Chose singulière, une des premières accessions qui vinrent s’ajouter à la signature des plénipotentiaires, ce fut celle de Frédéric qui, pourtant, s’était tenu jusqu’à la dernière heure à l’écart de la négociation et s’était refusé constamment à accorder à l’Autriche, en échange de ce que le traité lui attribuait à lui-même, la réciprocité qu’elle réclamait et qu’on avait fini par lui accorder. Son historien et son panégyriste, Droysen, s’étonne de cette contradiction et finit par en donner une explication qu’il croit véritable : c’est, suivant lui, que, n’ayant aucune confiance dans la durée de la paix, Frédéric ne voulait pas se trouver isolé en Europe le jour prochain et probable où de nouveaux conflits éclateraient, ni être signalé d’avance comme un trouble-fête qui conspirait dans une retraite maussade contre le repos commun. Il craignait de paraître préparer et provoquer le retour des troubles qu’il prévoyait. Ainsi, ajoute l’historien allemand, voyant l’horizon se charger de nuages, il voulait éviter tout ce qui les ferait amonceler sur sa tête[2].

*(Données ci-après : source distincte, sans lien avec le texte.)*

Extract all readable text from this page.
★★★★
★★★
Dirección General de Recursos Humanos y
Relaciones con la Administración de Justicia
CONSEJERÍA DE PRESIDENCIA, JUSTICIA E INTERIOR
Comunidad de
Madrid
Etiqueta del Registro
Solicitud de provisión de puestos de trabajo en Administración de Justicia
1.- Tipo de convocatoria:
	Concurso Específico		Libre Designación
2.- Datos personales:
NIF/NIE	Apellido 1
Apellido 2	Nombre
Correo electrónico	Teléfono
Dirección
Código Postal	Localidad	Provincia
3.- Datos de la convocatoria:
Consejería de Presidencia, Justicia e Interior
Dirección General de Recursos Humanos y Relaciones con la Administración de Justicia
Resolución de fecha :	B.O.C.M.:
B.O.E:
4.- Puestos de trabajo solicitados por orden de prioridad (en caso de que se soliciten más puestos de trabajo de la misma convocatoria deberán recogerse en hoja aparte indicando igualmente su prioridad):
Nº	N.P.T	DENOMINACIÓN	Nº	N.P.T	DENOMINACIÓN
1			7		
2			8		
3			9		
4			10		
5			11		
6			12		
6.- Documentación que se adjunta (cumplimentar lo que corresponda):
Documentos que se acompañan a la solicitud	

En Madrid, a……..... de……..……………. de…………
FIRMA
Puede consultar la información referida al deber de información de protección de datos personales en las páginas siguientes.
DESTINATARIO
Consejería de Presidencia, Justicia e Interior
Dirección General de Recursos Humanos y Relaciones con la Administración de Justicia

  1. L’adhésion de l’Autriche est du 8 novembre, celle de l’Espagne du 20 octobre, la Sardaigne ne fit accession que le 20 novembre. — (Beer. Friede von Aachen, p. 89.)
  2. Droysen, t. III, p. 501-502. — L’accession de Frédéric fut offerte par lui, mais ne parait pas avoir été effectivement donnée, on n’en trouve pas la trace officielle dans les archives de Berlin. — Droysen, t. IV, p. 9.